Arti Penting Lontar sebagai Pohon Kehidupan di NTT
info gambar utama

Bagi masyarakat Nusa Tenggara Timur, terutama di Pulau Rote dan Sabu, pohon lontar memiliki peran penting bagi kehidupan masyarakat di dalamnya. Manfaat besar lontar dalam berbagai sektor kehidupan bahkan membuat masyarakat setempat menyebutnya sebagai pohon kehidupan.

Sebutan demikian tidak terlepas dari potensi pemanfaatan lontar, di mana setiap bagian pohonnya memiliki kegunaan tersendiri dalam menunjang kehidupan. Selain itu, lontar juga turut memiliki nilai dan posisi tersendiri dalam konteks budaya dan kearifan lokal masyarakat setempat.

Baca Juga: Mengenal Tradisi Budaya Maritim di Nusa Tenggara Timur

Ragam Manfaat Lontar dalam Kehidupan Masyarakat

Keberadaan pohon lontar memiliki manfaat penting bagi kehidupan masyarakat NTT. Setiap bagian lontar, seperti batang, pelepah, daun, hingga niranya dapat diolah dan dimanfaatkan untuk memenuhi berbagai kebutuhan.

Batang pohon lontar umumnya digunakan sebagai tiang bangunan, bahan pembuatan perabotan rumah, seperti meja dan kursi, serta dipakai pula dalam pembuatan perahu. Sementara itu, pelepah lontar yang besar dan kuat juga dimanfaatkan masyarakat sebagai pagar rumah.
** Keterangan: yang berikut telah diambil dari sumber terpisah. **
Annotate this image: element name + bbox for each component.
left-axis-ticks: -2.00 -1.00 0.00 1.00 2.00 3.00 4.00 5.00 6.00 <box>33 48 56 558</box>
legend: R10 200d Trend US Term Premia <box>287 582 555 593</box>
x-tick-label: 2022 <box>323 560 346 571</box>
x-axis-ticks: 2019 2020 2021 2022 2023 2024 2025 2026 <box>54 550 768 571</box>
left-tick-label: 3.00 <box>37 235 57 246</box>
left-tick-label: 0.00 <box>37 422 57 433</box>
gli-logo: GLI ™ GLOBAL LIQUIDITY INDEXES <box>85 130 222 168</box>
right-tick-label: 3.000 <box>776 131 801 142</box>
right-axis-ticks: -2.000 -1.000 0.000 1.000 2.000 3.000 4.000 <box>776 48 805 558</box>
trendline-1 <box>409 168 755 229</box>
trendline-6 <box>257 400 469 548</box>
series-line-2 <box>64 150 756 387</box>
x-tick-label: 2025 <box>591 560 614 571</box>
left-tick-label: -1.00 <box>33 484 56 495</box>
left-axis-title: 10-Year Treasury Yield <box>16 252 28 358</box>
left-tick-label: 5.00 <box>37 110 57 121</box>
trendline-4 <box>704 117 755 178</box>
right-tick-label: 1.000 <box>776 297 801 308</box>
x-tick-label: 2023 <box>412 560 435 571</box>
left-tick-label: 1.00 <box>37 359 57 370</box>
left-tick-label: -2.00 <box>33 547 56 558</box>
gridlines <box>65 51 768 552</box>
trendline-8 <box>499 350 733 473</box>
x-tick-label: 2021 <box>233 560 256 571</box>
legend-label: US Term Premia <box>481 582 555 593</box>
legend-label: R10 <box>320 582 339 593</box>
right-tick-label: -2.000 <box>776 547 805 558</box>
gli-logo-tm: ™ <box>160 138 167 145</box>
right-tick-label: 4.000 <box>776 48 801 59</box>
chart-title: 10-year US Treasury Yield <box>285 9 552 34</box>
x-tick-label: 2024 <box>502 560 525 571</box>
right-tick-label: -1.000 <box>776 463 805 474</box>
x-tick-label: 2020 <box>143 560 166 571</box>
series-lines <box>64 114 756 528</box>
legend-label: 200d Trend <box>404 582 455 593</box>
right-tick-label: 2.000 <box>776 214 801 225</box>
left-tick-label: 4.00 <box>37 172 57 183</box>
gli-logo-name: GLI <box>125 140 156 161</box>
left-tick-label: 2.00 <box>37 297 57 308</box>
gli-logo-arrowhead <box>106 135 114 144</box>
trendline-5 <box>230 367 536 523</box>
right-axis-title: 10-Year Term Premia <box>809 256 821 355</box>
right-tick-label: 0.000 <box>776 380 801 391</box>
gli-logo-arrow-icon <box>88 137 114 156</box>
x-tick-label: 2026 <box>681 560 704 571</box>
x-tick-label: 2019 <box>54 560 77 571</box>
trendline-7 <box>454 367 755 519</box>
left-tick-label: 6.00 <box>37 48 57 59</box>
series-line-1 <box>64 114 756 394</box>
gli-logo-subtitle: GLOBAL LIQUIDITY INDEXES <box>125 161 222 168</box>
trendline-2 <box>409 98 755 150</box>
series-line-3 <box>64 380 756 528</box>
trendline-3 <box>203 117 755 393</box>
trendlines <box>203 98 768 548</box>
Selain batang dan pelepah, daun lontar juga dimanfaatkan oleh masyarakat sebagai wadah untuk menampung air dan nira lontar, serta bahan untuk membuat keranjang anyaman, bakul penyimpan beras, dan sebagainya.

Tak hanya itu, daun lontar juga dapat digunakan sebagai atap rumah maupun alas tempat tidur. Secara khusus di Pulau Rote, daun lontar juga dipakai sebagai bahan pembuatan alat musik Sasando dan topi adat Ti’i Langga.

Melansir laman indonesia.go.id, tandan buah atau mayang lontar juga biasanya dapat dikonsumsi. Dalam hal ini, tandan buah yang masih muda dapat dimakan. Lain halnya dengan tandan buah yang sudah cukup tua akan disadap guna menghasilkan air buah lontar (air nira) yang rasanya manis.

Potensi lontar yang melimpah juga dimanfaatkan masyarakat sebagai mata pencaharian, terutama sebagai penyadap lontar. Biasanya mereka melakukan penyadapan guna mendapatkan air nira yang memiliki beragam manfaat.

Nira yang telah disadap kemudian diolah menjadi berbagai produk olahan, seperti gula air, gula semut (gula merah butiran), gula lempeng (gula merah padat), atau difermentasi menjadi sopi lokal, dan bahan pembuatan kecap. Hasil olahan ini kemudian dipasarkan ke berbagai tempat, sehingga kemudian menjadi sumber pendapatan bagi masyarakat setempat.

Peran penting pohon lontar juga menyimpan catatan historis yang mendalam bagi masyarakat Rote dan Sabu, terutama ketika dua pulau ini dilanda kekeringan parah selama kurang lebih sepuluh bulan.

Situasi tersebut membuat masyarakat setempat kesulitan mendapatkan bahan makanan. Di sisi lain, aktivitas mereka mencari ikan, beternak babi, mengolah rumput laut, dan membuat kerajinan tangan, tidak mendatangkan hasil yang cukup.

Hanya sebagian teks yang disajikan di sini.